Красное ходило под сердцем, сводило ступни. «Только посмейте, и я изведу обоих. В церкви буду вставать напротив. Помнишь черную моль

«Ты сама себя убиваешь, – отец Глеб приступил с мягкостью. – Неужели ты и вправду думаешь, что мы к тебе – со злом?» Он говорил, что, сопротивляясь, я усугубляю страшную опасность: своеволие не прощается, то, что я задумала, чревато гибелью, сколько случаев, попадают под машину, все говорят – случайность, но случайностей нет, тебе ли не знать. «Глеб прав, – муж нарушил молчание, – ты сама обрекаешь себя». Мимо меня он смотрел в пустоту слепыми глазами. «Это все?» – словно готовясь подписать, я спросила твердо.

Торопливо, как будто боясь упустить главное, отец Глеб заговорил о детях, на которых родительский грех. Рано или поздно, когда родятся, ты узнаешь, как карает Господь – через детей. Он говорил о младенческих смертях, о том, что, ступая на путь своеволия, в жертву мы приносим детей.

Огонь отступал от сердца. Холод, поднявшийся снизу, замкнулся ледяным кольцом. Остов первенца, словно я, сидящая перед ними, стала глиняным сосудом, лежал замурованный во льду. Водя пальцами по щекам, я думала: нет ничего такого, о чем я не знала заранее. От лица карающей церкви они говорили сущую правду, от которой, как от их глаз, нельзя было укрыться.

Я провела рукой по груди, прикоснулась к холодной глине. Запах хлороформа поднялся к моим ноздрям. Отец Глеб перекрестился. На меня он смотрел оплывающими глазами, в которых, содрогаясь от ужаса, я видела любовь. «Что мне сделать, чтобы ты поверила?» – он смотрел тихо и печально, но слова не имели ни связи, ни смысла. «Чтобы поверила?» – я переспросила медленно, как на чужом языке. Язык распух в моем горле, иначе я сумела бы выговорить правду: я поверю тогда, когда вы узнаете Божью кару – через ваших детей.

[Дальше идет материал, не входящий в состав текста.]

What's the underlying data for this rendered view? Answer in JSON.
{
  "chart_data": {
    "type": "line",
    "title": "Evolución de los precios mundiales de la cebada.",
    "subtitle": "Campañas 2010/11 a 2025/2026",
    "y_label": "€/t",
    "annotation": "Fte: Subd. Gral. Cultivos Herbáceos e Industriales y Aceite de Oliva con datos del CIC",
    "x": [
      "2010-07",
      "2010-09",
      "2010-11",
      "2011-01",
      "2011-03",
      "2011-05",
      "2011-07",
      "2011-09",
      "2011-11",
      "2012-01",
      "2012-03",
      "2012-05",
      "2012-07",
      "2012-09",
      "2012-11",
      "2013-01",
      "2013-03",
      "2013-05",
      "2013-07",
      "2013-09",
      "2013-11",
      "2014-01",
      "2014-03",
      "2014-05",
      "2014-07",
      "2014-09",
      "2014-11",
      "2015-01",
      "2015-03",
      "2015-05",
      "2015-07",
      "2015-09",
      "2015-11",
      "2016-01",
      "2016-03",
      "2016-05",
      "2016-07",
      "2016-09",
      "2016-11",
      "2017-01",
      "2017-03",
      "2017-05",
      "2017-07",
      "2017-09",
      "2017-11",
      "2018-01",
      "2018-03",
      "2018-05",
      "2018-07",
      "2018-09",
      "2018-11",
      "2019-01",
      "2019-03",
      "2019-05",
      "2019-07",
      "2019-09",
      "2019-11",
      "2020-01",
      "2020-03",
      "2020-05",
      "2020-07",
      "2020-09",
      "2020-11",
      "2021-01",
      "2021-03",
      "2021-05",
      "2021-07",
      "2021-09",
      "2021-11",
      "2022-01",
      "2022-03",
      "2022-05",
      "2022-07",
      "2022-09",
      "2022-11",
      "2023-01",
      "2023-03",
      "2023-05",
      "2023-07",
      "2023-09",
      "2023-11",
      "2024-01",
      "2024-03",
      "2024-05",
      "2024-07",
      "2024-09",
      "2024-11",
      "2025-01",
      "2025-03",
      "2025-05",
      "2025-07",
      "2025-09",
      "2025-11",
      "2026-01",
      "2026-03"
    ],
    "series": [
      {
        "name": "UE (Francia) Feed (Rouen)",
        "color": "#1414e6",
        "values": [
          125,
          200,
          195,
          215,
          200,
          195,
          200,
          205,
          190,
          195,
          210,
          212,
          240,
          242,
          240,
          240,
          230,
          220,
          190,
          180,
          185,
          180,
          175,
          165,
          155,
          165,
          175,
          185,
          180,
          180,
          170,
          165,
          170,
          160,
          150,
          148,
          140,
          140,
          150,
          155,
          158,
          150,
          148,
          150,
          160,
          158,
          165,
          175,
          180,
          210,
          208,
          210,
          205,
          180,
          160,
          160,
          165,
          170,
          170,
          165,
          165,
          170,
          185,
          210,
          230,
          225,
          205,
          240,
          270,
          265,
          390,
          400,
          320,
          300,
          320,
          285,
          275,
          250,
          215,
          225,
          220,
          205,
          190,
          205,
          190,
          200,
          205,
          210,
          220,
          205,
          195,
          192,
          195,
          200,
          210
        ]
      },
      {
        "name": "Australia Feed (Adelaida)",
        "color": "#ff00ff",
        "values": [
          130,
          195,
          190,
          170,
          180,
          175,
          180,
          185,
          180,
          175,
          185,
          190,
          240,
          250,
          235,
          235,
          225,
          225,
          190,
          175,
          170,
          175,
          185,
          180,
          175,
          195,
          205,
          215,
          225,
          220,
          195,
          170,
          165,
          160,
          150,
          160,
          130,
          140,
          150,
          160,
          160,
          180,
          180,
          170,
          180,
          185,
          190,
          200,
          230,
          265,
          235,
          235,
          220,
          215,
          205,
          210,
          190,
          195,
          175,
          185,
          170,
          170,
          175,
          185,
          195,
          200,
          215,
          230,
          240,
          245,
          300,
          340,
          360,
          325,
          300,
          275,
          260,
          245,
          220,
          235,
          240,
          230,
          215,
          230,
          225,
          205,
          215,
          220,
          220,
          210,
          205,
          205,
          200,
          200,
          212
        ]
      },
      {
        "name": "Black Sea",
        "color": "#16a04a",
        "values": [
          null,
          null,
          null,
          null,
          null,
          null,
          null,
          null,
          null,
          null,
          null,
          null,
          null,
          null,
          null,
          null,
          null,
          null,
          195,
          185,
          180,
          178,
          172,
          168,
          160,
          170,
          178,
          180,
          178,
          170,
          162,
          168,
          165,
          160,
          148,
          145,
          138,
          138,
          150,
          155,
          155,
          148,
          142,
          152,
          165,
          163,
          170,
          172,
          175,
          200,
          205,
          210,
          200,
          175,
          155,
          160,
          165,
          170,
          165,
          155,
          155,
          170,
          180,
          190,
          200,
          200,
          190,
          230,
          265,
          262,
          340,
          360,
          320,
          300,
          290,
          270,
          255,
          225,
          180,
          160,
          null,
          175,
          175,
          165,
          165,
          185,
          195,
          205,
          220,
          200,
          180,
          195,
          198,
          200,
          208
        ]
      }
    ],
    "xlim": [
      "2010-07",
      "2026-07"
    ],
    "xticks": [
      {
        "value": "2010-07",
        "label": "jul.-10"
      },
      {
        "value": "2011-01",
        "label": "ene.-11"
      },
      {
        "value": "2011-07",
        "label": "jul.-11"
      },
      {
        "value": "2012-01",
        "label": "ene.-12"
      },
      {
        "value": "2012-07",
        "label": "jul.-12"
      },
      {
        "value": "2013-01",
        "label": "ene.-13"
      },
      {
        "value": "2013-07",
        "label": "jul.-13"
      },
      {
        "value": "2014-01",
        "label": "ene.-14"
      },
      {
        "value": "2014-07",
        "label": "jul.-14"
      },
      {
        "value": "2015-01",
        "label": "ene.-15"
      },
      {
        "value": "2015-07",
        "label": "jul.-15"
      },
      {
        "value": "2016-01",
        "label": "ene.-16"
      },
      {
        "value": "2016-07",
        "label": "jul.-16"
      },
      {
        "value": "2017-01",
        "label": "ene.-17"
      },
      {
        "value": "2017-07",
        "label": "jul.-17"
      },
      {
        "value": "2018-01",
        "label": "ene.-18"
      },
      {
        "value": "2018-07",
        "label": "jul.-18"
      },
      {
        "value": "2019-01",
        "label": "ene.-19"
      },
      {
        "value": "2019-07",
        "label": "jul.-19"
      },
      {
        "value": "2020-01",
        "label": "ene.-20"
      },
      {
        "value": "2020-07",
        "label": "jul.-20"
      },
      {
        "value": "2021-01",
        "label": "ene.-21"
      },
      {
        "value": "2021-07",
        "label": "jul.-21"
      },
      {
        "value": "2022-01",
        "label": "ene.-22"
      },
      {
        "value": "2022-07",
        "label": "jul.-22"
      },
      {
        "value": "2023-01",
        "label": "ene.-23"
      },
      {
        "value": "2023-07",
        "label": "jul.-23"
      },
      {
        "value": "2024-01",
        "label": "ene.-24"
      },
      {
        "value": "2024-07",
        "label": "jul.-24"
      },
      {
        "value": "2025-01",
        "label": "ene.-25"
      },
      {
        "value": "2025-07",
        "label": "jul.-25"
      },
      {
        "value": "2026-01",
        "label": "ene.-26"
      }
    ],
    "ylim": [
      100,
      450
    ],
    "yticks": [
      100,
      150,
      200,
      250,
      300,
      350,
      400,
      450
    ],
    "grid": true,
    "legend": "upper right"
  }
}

Упираясь руками в столешницу, я поднималась тяжело. Я знала: теперь надо действовать хитростью – в ней моя надежда на спасение. «Может быть, действительно стоит попробовать, чем черт не шутит», – я попыталась подмигнуть. «Знаешь, с этим господином надо поосторожнее», – муж поморщился. «С господами», – я возразила тихо. Он не переспросил. (Не возражают, боятся спугнуть. Разговаривают как с сумасшедшей.) «Пойду переоденусь, – я огляделась. – Если уж отчитывать, нехорошо в халате». Слабые ноги отказывались держать. Цепляясь за стены, я добралась до комнаты и притворила дверь. Она открывалась наружу, изнутри не подпереть. Цепкими глазами я обшарила комнату, пока не наткнулась: лампа, прикрученная к столу, крепилась на длинном штыре. Стараясь действовать беззвучно, я открутила винт и вытянула из гнезда. Подкравшись к двери, просунула и подперла вывернутым абажуром. Разговаривая вполголоса, они ходили по коридору.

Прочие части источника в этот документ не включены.